Apparently, the ability to delay gratification is a sign of both emotional and social maturity.
I think my elementary school went a tad overboard trying to mature me.
At the end of my second grade year at Post Elementary School in Jersey Village, all the kids gathered in the auditorium for an end of the year party. We ran around the gym wild and free, anticipating a summer full of days spent having tea parties at the bottom of the community pool. Those long days filled with glorious nothing-ness were almost upon us.
So we celebrated.
I still remember the moment it happened. The moment I won the biggest door prize at the party.
I had been walking the circle of numbered papers on the floor, hoping my number would be called as the winner of the cake walk and dreaming about which sweet treat I would choose if luck smiled my way.
And then, luck smiled big. My mom ran over to tell me that my name had been announced as the grand prize winner. I was stunned. I ran from the cake walk to the stage to claim my prize, leaving those sweet treats in the dust. I could hardly breathe I was so excited. I was literally dizzy.
They announced my prize: a $50 U.S. Savings Bond.
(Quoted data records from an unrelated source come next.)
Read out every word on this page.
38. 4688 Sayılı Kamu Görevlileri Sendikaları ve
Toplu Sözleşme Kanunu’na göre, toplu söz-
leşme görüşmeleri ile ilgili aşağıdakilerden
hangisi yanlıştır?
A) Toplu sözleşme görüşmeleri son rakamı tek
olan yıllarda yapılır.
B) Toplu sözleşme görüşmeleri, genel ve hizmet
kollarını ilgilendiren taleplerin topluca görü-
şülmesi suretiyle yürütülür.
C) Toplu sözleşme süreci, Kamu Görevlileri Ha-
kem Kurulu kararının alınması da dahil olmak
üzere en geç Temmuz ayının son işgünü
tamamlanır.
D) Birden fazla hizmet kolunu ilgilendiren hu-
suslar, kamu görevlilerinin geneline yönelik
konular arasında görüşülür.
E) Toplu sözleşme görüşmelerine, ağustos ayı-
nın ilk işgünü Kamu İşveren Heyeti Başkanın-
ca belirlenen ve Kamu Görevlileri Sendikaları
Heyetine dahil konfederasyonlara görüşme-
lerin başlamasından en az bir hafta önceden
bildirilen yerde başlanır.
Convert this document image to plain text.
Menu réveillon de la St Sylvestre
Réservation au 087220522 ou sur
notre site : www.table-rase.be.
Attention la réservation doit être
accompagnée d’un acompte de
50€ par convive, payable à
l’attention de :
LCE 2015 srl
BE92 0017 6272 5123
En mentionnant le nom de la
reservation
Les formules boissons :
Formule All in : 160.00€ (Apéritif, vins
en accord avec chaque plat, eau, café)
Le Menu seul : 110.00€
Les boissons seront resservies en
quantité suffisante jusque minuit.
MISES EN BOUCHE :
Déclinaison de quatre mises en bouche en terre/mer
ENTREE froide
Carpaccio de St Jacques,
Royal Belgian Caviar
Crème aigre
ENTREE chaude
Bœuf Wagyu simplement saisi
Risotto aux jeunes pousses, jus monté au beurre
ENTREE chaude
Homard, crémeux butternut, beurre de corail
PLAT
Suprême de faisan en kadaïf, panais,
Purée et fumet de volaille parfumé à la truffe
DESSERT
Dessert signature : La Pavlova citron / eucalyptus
I couldn’t believe it. $50! That was an entire year’s worth of allowance to a 2nd grader. I could not believe my good fortune. From that point on, anytime our recess-chatter turned to finances I was sure to mention that I had over $50 to my name. I felt so rich.
Apparently, I did need a big dose of maturity.
Little did I know how little my savings bond was actually worth at that moment. It was kind of a foreign concept to an 8 year old that the little piece of paper had to accrue value through interest over time. My mom told me that it had to mature before it would be worth the full $50.
There is a theme here.
My savings bond is still immature. It won’t reach its potential until 2022. I will be 38 years old. And at that point I will officially consider myself a mature person. I’d hoped to reach the milestone of maturity a bit sooner than that but hey, this is how long my elementary school thought it should take. And who am I to argue, they’re professionals.
I pulled out the bond recently and though back to how reach it had made me feel in my younger days. Now I know the sad truth of just how little it will be worth with inflation by 2022. It’s kind of depressing.
That was the moment I decided that upon my bond’s maturity in 2022, I’m going to spend it on the things I would have spent it on back in 2nd grade.
Ice cream, candy cigarettes, and a slip and slide.
I don’t know if it is the most mature choice to waste the money on childhood fancies but I figure- that poor 2nd grader has been patient enough, and it’s time she got to spend her prize.
Or at least it will be time, 12 years from now.